My family began packing in the past month as we prepare to move to a new city. It’s been an interesting process thus far to go through what we’ve accumulated over the past five years of living in our current house, and also to be more intentional about which of our belongings we’ll take with us into new spaces.
What truly “belongs” to us? What represents who we want to be, moving forward?
I’ve alluded to my love of books and plants in my social media posts, and indeed, just as my outdoor beds are overflowing, our home is filled with the books that I’ve accumulated over the past thirty-odd years of adulthood. I’m currently sorting through individual shelves and realizing which stories I’ve outgrown, which voices and lessons have occupied space in my life and which I’ve barely learned. I passed along many boxes of books to our local grade school for next year’s fundraiser, and several other bags were just donated.
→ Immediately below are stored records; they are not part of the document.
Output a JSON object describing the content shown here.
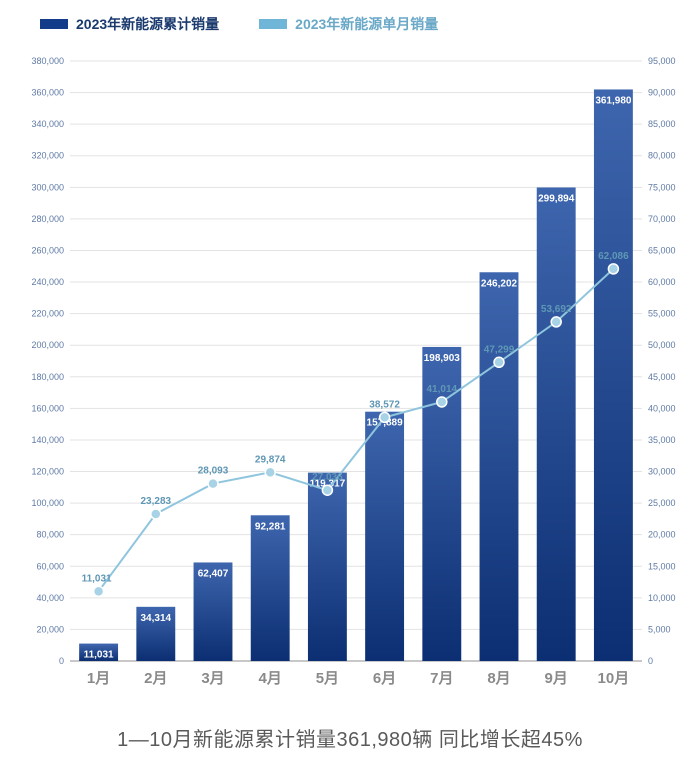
{
  "legend": {
    "series1": {
      "label": "2023年新能源累计销量",
      "color": "#123b8a",
      "text_color": "#1a3a6e"
    },
    "series2": {
      "label": "2023年新能源单月销量",
      "color": "#6fb5d8",
      "text_color": "#6aa8c8"
    }
  },
  "chart": {
    "type": "bar+line",
    "categories": [
      "1月",
      "2月",
      "3月",
      "4月",
      "5月",
      "6月",
      "7月",
      "8月",
      "9月",
      "10月"
    ],
    "bars": {
      "values": [
        11031,
        34314,
        62407,
        92281,
        119317,
        157889,
        198903,
        246202,
        299894,
        361980
      ],
      "labels": [
        "11,031",
        "34,314",
        "62,407",
        "92,281",
        "119,317",
        "157,889",
        "198,903",
        "246,202",
        "299,894",
        "361,980"
      ],
      "colors_top": [
        "#3e66ae",
        "#3e66ae",
        "#3e66ae",
        "#3e66ae",
        "#3e66ae",
        "#3e66ae",
        "#3e66ae",
        "#3e66ae",
        "#3e66ae",
        "#3e66ae"
      ],
      "colors_bottom": [
        "#0c2e72",
        "#0c2e72",
        "#0c2e72",
        "#0c2e72",
        "#0c2e72",
        "#0c2e72",
        "#0c2e72",
        "#0c2e72",
        "#0c2e72",
        "#0c2e72"
      ],
      "label_color": "#ffffff",
      "label_fontsize": 10,
      "bar_width_ratio": 0.68
    },
    "line": {
      "values": [
        11031,
        23283,
        28093,
        29874,
        27036,
        38572,
        41014,
        47299,
        53692,
        62086
      ],
      "labels": [
        "11,031",
        "23,283",
        "28,093",
        "29,874",
        "27,036",
        "38,572",
        "41,014",
        "47,299",
        "53,692",
        "62,086"
      ],
      "stroke": "#8fc5dd",
      "stroke_width": 2,
      "marker_fill": "#a8d2e6",
      "marker_stroke": "#ffffff",
      "marker_radius": 5,
      "label_color": "#5f97b6",
      "label_fontsize": 10
    },
    "left_axis": {
      "min": 0,
      "max": 380000,
      "tick_step": 20000,
      "tick_fontsize": 9,
      "tick_color": "#5f7aa5"
    },
    "right_axis": {
      "min": 0,
      "max": 95000,
      "tick_step": 5000,
      "tick_fontsize": 9,
      "tick_color": "#5f7aa5"
    },
    "x_axis": {
      "tick_fontsize": 15,
      "tick_color": "#8a8a8a",
      "tick_weight": 600
    },
    "grid": {
      "color": "#e3e3e3",
      "baseline_color": "#b5b5b5"
    },
    "background": "#ffffff"
  },
  "caption": "1—10月新能源累计销量361,980辆 同比增长超45%"
}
What I can’t dismantle are the decades I’ve spent in fields that I recognized, even at the time, were white-dominated and white-centered. Because of my family’s social justice background and my identity as the parent of a child of color, I wasn’t oblivious to the lack of racial diversity around me but I wasn’t as disturbed as I should have been, either. A hallmark of white privilege is the belief that existing in white spaces isn’t a loss, but a potential gain. While I couldn’t always relate to those around me based upon class, socioeconomic status, family configuration, or faith, I nearly always saw my own white face reflected back in my classes, conferences, sessions, and community. And I made a series of choices that continued to confirm this lifestyle. Our default is to seek out that which is comfortable and familiar.
Some of the most valuable teachings I’ve taken away from my education as a clinical psychologist and mindfulness educator are the principles of beneficence (“benefit others”), nonmaleficence (“do no harm”), curiosity, self-compassion, and skillful action, which I can apply to my own messy, complex life journey.
Last summer, I ended a twenty-year-long career as a psychotherapist. Although I’d taken one other brief break, I needed to draw a very clear line between the identity that shaped much of what I did and how I saw myself (and others) in professional relationships, and the new chapter I was attempting to write, quite literally, in this second half of my life. My longest-lasting love has always been the arts and education.
I’ve said before that I’ve felt honored to serve in my role as a psychotherapist, and that I’ve been humbled by the vulnerability and courage that I’ve witnessed during thousands of sessions. This remains true.
I didn’t anticipate that in the midst of the current pandemic, I’d feel compelled to return temporarily to offer supportive psychotherapy to former clients. One of the biggest questions I’ve wrestled with during this sabbatical is how to utilize my healthcare background and training in new ways that continue to serve my community, while I also attend to the needs of my young family.
Over the past twelve months, I’ve engaged in hundreds of hours of service and study in the fields of horticulture, therapeutic horticulture, food justice, and mindfulness-related topics. I wish I could say that I’m closer to an answer regarding how to position myself (beyond my healthcare role) in our rapidly changing global landscape. I’m still struggling to define The SAVOR Project beyond a passionate, whole-hearted, deep inquiry into all things food. However, one thing is clear: at least half (if not more) of my future efforts will revolve around supporting BIPOC-led food and agricultural programs.
All I can say, for now, is that the more I learn, the more I realize I don’t know (or that I need to dismantle and rebuild). This website is one of those original constructions, even though I’ve made substantive changes to move away from my former clinical focus to one that is more education-based. Which is why you’ll find me elsewhere as I focus upon building new, more collaborative relationships – and why this blog often remains quiet.
More soon. Stay safe and be well, friends.